Petite technique, grande influence
Petite technique, grande influence
Si vous examinez attentivement les notes techniques de nos descriptions de vins, vous constaterez de fréquentes références au fait que les raisins sont soit « égrappés », soit conservés en « grappes entières » pour la fermentation. Cela fait référence à une décision que notre œnologue prend délibérément pour chaque cépage qu'elle travaille.
La question est de savoir s'il faut percer la peau des raisins en tirant dessus. détachez les baies de leurs tiges, ou laissez-les intactes, telles qu'elles proviennent de la ferme.

Le choix du vin dépendra de la variété et des caractéristiques qu'elle souhaite lui attribuer. Le choix d'utiliser l'un, l'autre ou une combinaison des deux pour un vin donné peut varier d'une vendange à l'autre, mais certaines règles s'appliquent généralement à tous les vins.
Premièrement, si des grappes entières sont nécessaires, la moissonneuse-batteuse reste à la maison. L'utilisation d'une machine implique que les raisins soient détachés des tiges, il n'y a pas d'autre solution. Par conséquent, un appel d'offres pour des grappes entières nécessite une sélection manuelle. Par ailleurs, la vendange manuelle est parfois pratiquée même lorsque les raisins sont destinés à l'égrappage, afin d'éviter toute détérioration ou tout dommage.
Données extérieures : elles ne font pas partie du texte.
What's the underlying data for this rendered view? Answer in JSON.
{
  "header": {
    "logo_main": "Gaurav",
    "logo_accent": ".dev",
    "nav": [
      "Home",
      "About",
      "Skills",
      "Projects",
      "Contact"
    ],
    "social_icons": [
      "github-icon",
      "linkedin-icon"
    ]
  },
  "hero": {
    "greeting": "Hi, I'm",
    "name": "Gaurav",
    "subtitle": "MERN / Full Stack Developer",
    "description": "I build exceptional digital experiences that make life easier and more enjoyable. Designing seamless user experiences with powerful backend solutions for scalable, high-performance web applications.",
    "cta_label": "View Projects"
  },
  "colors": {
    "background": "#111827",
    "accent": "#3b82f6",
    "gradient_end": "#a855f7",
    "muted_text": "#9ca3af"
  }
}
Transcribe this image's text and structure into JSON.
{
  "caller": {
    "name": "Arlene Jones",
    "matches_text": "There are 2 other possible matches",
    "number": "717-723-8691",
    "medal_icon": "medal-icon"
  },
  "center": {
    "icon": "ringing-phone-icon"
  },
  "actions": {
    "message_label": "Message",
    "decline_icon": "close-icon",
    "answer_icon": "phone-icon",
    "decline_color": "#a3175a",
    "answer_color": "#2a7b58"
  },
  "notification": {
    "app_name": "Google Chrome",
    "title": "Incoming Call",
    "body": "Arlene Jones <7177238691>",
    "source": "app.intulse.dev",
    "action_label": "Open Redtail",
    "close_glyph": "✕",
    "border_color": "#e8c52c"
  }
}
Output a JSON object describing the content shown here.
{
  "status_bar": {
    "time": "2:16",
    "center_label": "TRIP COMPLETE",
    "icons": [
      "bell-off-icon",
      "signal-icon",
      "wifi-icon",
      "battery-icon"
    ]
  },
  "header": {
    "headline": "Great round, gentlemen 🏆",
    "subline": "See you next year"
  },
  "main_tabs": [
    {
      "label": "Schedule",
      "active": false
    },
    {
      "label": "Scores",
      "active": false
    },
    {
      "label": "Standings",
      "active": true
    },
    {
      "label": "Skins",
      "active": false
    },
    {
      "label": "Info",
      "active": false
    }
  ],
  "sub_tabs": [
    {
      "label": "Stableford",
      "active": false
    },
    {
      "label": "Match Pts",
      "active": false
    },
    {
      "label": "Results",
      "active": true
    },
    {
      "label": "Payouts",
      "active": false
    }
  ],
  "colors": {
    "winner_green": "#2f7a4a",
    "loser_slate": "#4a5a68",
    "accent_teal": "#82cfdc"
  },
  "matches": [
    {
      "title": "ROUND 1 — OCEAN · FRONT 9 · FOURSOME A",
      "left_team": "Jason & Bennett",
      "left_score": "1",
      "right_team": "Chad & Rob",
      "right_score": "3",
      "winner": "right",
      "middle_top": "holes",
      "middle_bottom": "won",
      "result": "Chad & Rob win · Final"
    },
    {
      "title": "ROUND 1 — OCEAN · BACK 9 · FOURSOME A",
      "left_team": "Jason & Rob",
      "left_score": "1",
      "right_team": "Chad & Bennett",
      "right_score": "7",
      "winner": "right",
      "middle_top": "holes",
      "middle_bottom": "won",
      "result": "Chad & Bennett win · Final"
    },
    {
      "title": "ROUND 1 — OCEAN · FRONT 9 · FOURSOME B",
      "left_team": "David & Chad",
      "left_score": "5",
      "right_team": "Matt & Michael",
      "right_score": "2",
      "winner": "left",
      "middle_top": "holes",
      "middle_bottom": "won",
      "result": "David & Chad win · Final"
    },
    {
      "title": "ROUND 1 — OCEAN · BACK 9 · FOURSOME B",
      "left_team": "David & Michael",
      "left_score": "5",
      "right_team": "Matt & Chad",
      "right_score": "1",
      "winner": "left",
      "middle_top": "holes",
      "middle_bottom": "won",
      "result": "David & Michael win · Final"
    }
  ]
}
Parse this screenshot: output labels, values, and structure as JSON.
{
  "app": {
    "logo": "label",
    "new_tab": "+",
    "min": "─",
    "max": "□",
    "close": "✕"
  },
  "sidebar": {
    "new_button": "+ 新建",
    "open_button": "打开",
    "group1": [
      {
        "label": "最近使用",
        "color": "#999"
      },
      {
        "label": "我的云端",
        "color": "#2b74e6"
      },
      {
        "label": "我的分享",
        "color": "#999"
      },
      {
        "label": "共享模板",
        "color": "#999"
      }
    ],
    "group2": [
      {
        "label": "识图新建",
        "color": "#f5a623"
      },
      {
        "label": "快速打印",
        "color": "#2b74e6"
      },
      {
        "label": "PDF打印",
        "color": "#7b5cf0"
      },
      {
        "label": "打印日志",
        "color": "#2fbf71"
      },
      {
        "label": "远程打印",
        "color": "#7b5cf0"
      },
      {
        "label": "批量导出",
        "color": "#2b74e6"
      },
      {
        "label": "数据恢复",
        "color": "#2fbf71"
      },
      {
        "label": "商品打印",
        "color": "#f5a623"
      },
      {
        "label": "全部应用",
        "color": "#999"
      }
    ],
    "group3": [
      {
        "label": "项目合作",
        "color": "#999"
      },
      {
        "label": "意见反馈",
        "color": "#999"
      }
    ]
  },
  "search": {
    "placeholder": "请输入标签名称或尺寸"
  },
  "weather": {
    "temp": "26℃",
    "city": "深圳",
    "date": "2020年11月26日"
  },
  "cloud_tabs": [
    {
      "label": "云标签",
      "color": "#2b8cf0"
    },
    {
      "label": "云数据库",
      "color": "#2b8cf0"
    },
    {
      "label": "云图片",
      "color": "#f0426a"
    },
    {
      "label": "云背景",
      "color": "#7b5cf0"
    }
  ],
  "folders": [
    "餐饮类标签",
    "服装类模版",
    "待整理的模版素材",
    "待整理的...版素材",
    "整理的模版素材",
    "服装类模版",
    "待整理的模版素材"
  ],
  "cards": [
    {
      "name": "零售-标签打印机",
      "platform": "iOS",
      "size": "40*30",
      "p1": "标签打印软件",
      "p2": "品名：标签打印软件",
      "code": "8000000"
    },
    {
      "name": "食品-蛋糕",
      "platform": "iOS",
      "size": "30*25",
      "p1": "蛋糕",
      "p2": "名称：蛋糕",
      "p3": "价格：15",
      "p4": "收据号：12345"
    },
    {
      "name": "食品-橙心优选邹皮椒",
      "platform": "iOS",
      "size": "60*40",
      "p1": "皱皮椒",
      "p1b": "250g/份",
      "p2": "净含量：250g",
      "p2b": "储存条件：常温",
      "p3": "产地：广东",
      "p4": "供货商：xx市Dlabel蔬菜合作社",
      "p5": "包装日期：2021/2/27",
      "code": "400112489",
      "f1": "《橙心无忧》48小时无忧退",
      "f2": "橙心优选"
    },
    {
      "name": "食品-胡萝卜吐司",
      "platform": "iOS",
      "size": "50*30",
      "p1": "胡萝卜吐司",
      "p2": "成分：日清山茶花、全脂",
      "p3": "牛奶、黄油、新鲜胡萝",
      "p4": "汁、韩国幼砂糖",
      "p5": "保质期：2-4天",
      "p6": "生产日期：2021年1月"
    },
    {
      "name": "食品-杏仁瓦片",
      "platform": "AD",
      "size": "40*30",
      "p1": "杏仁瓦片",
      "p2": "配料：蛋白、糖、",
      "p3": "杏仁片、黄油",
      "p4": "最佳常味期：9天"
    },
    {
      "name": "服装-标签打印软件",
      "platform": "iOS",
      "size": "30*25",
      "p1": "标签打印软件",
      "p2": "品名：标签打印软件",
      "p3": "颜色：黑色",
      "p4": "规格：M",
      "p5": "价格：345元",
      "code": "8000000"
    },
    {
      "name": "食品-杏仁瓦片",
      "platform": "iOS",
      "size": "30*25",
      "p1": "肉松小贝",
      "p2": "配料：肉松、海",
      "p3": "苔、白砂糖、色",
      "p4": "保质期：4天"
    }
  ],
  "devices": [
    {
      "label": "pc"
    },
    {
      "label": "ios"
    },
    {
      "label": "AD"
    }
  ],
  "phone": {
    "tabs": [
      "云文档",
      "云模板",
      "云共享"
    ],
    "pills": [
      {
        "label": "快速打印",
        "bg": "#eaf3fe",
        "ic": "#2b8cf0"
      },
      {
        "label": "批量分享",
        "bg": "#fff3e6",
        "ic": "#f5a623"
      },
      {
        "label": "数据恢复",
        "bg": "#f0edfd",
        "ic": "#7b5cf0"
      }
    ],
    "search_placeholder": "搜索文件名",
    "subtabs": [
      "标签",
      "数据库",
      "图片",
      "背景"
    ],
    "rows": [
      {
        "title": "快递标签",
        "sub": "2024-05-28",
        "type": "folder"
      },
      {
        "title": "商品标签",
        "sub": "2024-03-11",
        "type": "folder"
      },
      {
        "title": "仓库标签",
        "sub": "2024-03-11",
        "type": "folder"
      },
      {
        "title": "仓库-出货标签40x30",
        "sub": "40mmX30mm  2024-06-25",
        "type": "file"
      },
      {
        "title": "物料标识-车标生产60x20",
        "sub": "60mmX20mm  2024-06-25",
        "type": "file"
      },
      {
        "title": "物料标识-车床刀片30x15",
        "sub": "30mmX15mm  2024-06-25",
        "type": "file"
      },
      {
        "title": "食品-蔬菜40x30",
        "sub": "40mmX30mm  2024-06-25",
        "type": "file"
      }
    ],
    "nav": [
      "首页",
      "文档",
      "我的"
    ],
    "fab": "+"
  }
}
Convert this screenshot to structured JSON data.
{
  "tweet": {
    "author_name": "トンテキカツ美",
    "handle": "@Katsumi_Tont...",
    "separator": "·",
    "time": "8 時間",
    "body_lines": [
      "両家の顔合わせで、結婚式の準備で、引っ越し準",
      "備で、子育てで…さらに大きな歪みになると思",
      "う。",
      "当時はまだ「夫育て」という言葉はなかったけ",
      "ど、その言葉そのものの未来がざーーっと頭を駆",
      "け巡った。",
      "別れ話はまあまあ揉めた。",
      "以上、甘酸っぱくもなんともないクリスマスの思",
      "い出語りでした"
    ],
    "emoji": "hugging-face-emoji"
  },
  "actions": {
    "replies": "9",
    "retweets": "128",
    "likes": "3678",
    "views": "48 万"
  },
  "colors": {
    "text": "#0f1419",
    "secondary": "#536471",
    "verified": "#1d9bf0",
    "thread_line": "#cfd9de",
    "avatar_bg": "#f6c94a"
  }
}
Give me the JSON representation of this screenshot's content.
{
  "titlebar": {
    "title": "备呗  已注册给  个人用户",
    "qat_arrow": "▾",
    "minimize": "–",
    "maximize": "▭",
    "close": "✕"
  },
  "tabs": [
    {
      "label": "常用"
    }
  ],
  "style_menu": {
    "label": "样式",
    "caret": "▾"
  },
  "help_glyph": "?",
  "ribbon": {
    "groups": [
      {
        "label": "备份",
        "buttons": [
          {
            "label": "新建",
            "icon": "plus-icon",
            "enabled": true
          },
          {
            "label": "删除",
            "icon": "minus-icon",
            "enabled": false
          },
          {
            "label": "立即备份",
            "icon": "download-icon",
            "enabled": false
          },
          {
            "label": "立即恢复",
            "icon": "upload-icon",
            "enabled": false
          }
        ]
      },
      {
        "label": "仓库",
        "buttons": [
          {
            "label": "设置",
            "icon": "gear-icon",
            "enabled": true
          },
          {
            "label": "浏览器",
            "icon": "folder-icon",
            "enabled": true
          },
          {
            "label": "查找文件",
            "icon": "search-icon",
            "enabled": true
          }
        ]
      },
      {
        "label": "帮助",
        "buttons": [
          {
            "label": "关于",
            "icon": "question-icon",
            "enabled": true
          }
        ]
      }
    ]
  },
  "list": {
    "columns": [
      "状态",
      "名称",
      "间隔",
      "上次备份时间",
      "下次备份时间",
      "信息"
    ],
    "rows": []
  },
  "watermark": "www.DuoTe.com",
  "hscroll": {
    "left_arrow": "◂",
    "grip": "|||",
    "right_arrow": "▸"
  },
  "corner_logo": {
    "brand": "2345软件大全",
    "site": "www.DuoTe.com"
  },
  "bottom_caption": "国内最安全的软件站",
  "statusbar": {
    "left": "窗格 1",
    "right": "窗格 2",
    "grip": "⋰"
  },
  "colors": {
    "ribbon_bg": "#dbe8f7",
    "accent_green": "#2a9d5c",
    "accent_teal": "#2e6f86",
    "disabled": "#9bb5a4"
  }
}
À présent, quelques considérations concernant les vins blancs. Nous avons tendance à récolter toutes nos variétés blanches du domaine à la main, le traitement en grappes entières est donc presque toujours une option pour celles-ci. Cependant, l'égrappage est souvent privilégié, parfois suivi d'un trempage prolongé des raisins dans leur jus, afin de libérer les composés aromatiques et de saveur de la peau. Dans le cas du pinot gris et du gewürztraminer, le trempage peut également apporter une couleur exotique au vin.
Nous constatons que le chardonnay bénéficie des deux. Alors qu'un peu moins de la moitié de notre récolte de chardonnay est généralement pressée en grappes entières, nous en égrappons une plus grande quantité afin d'introduire des tanins légers qui ajoutent de la fermeté à la structure du vin.
Puisque nous recherchons une structure plus juteuse pour notre melon de Bourgogne, nous allons presser des grappes entières, une technique qui ajoute également un caractère de fraîcheur fruitée.
En ce qui concerne le rosé, la couleur joue un rôle dans la décision d'égrapper ou non. Lorsque la peau d'un raisin est percée, le jus, exposé à l'oxygène, peut commencer à brunir légèrement. Cela ne pose aucun problème pour un rosé à la couleur intense, c'est pourquoi les raisins Ladybug sont pour la plupart égrappés et trempés, ce qui permet également d'extraire beaucoup d'arômes fruités de la peau.
Les rosés pressés directement, comme Moira, ne sont pas égrappés, car nous ne voulons pas que l'oxydation altère leur teinte rose pâle. De plus, la pression directe ajoute une touche de fraîcheur à leurs saveurs délicates.
Pour les vins mousseux élaborés selon la méthode traditionnelle, il est essentiel d'opter pour une approche aussi douce que possible ; le pressurage de la grappe entière est donc utilisé pour la quasi-totalité d'entre eux, sauf si l'on souhaite une couleur plus intense. Une approche lente et douce permet également d'obtenir les précurseurs complexes de la fine effervescence qui sublime ces vins.
Les vins rouges obéissent à des règles différentes, à une exception notable près. Certains vins rouges peuvent être complétés par des grappes entières pour ajouter de la complexité à leur arôme et à leur saveur, mais la plupart d'entre eux recherchent la couleur, la saveur et la structure plus généreuses que procurent les baies égrappées.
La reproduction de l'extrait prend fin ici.